Unlike crowns, this kind of covers isn’t limited to a specific genre (Seafire is pirate fantasy, Defy the Stars is a romance in space, The Last Magician is a time travel story) but to me it looks dull and overused. It carries that “YA book you’ve already read before” feeling, and I know I’m less likely to add a book with this kind of cover to my TBR.
Did You Mean It or Was It A Mistake
This is a vague title, but sometimes I see a cover and wonder whether that was the intended effect. Like, I’m pretty sure the US cover of The Kingdom of Copper wasn’t meant to look like someone was just abducted by aliens, but because of the unfortunate placement of the dome and the light, it does. The Belles is a great idea ruined by the fact that the cover model is out of focus in her own cover (why?! The cover of The Everlasting Rose, however, doesn’t have this problem and it’s gorgeous). And Not Even Bones is a remarkable example of boring. Look at the most fake-looking blood drops ever. Look at the empty space and tell me if that’s not wasted potential. It looks so sad.
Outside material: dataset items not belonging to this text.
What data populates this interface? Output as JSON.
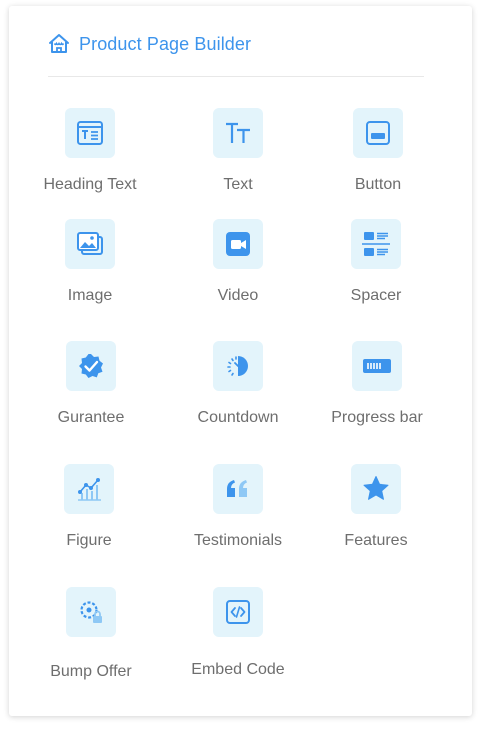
{
  "header": {
    "title": "Product Page Builder",
    "icon": "home-icon"
  },
  "colors": {
    "accent": "#3d94ec",
    "tile_bg": "#e3f4fb",
    "label": "#6e6e6e"
  },
  "widgets": [
    {
      "label": "Heading Text",
      "icon": "heading-text-icon"
    },
    {
      "label": "Text",
      "icon": "text-icon"
    },
    {
      "label": "Button",
      "icon": "button-icon"
    },
    {
      "label": "Image",
      "icon": "image-icon"
    },
    {
      "label": "Video",
      "icon": "video-icon"
    },
    {
      "label": "Spacer",
      "icon": "spacer-icon"
    },
    {
      "label": "Gurantee",
      "icon": "guarantee-badge-icon"
    },
    {
      "label": "Countdown",
      "icon": "countdown-timer-icon"
    },
    {
      "label": "Progress bar",
      "icon": "progress-bar-icon"
    },
    {
      "label": "Figure",
      "icon": "figure-chart-icon"
    },
    {
      "label": "Testimonials",
      "icon": "quote-icon"
    },
    {
      "label": "Features",
      "icon": "star-icon"
    },
    {
      "label": "Bump Offer",
      "icon": "bump-offer-icon"
    },
    {
      "label": "Embed Code",
      "icon": "embed-code-icon"
    }
  ]
}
Covers with a good concept and a mediocre or terrible execution don’t make me less likely to add the book (I loved The City of Brass and of course I’m not going to miss the sequel because of the alien abduction), they just make me sad. They could have been so much better, and to this day I kind of want to remove Not Even Bones even though I know I’ll probably love what’s on the inside.
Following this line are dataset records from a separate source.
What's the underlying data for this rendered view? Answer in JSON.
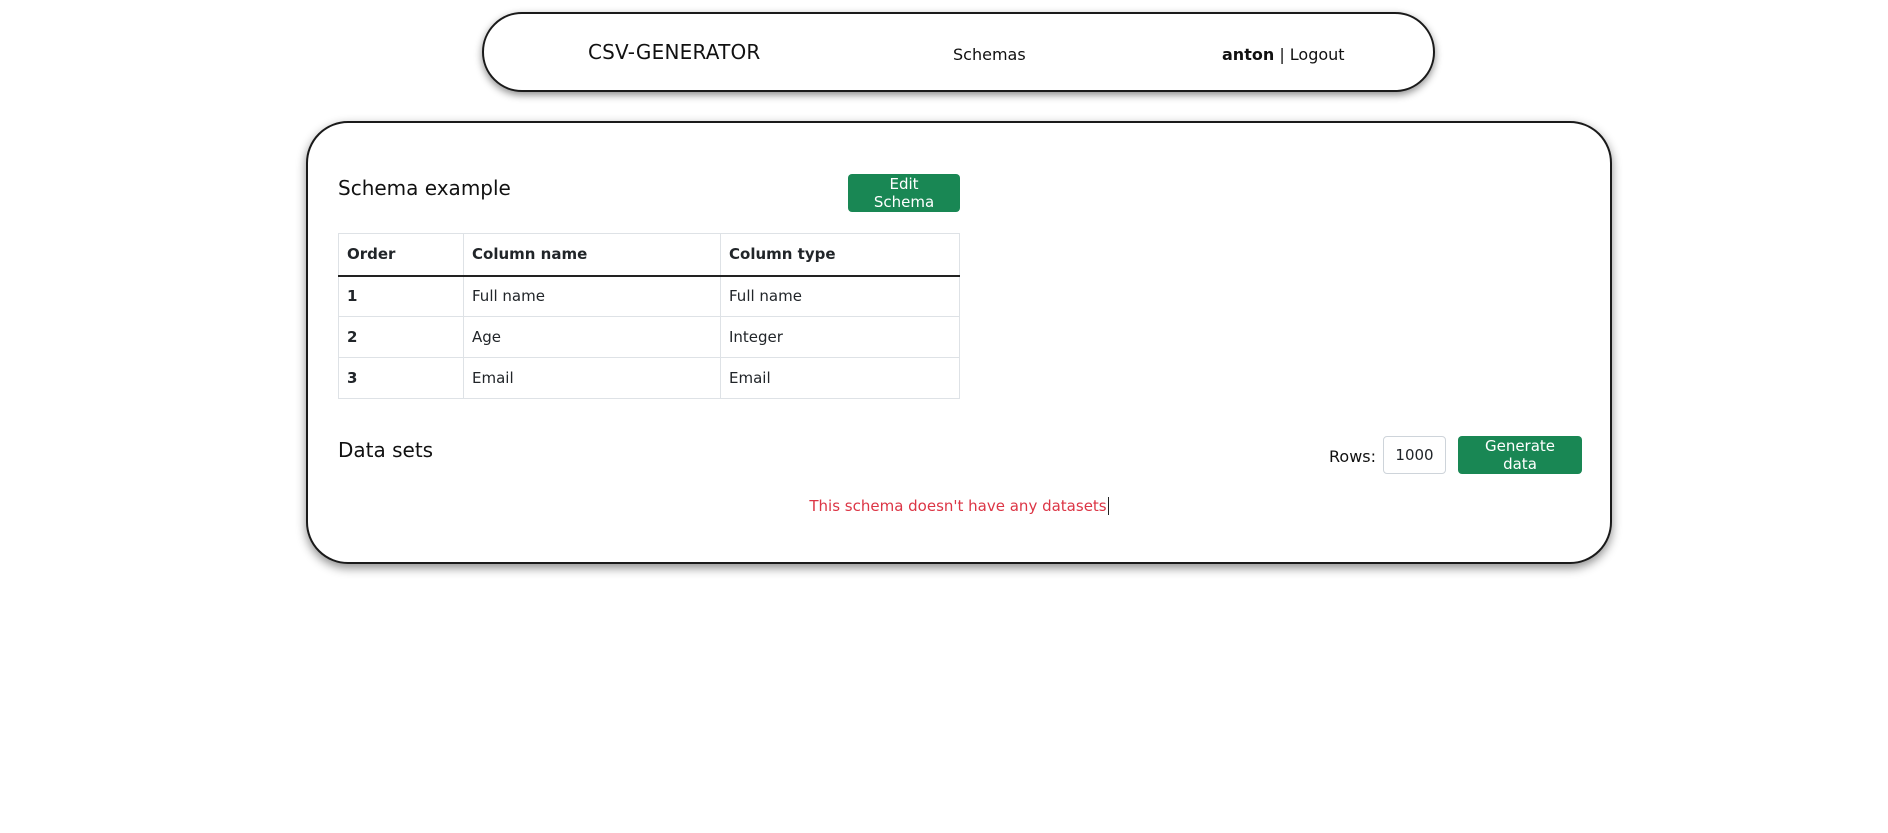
{
  "header": {
    "brand": "CSV-GENERATOR",
    "nav_link": "Schemas",
    "username": "anton",
    "separator": "|",
    "logout": "Logout"
  },
  "schema": {
    "title": "Schema example",
    "edit_button": "Edit Schema",
    "table": {
      "headers": [
        "Order",
        "Column name",
        "Column type"
      ],
      "rows": [
        {
          "order": "1",
          "name": "Full name",
          "type": "Full name"
        },
        {
          "order": "2",
          "name": "Age",
          "type": "Integer"
        },
        {
          "order": "3",
          "name": "Email",
          "type": "Email"
        }
      ]
    }
  },
  "datasets": {
    "title": "Data sets",
    "rows_label": "Rows:",
    "rows_value": "1000",
    "generate_button": "Generate data",
    "empty_message": "This schema doesn't have any datasets"
  },
  "colors": {
    "accent": "#198754",
    "error": "#dc3545"
  }
}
I’m Trying to Be Throne of Glass
I didn’t like Throne of Glass. So…
I actually don’t think Ship of Smoke and Steel is a terrible cover – it looks interesting, and the ghost-like appearance of the girl makes more sense here than it does in Throne of Glass, because this story involves ghosts – but, like the new Flamecaster cover, it looks very generic. “I have long swords and a wonderful tight gap” generic.
The new cover of The Winner’s Crime is also trying to be Throne of Glass, but in another way. Instead of copying the cover of the first book, it’s a shameless copycat of The Assassin’s Blade. The old covers were better.
It’s kind of like using Throne of Glass as a comp title. I’m going to hope it’s misleading marketing and read the book anyway if I find it interesting, but I can’t say it’s encouraging.
People on covers aren’t necessarily a negative thing for me – there are some covers that get it right, like the aforementioned The Everlasting Rose – but faceless bodies are always ugly. It’s mostly a romance problem, but sometimes I also find SFF books like that. Palimpsest is an example of an off-putting book I would never have bought if it hadn’t been written by one of my favorite authors; Syncopation is remarkably ugly even for a romance book, and Chord is… an armpit. Why did that happen, I don’t get it.
I’d read a lot more romance if it covers weren’t so often either half-naked faceless people or models almost kissing.
Even if these books end up being favorites, I won’t buy a physical copy, because I don’t need or want ugly half-naked people or armpits on my shelves.
What are some book cover trends you don’t like? What do you think of these? Have you ever read a really good book that didn’t deserve the (not really good) cover?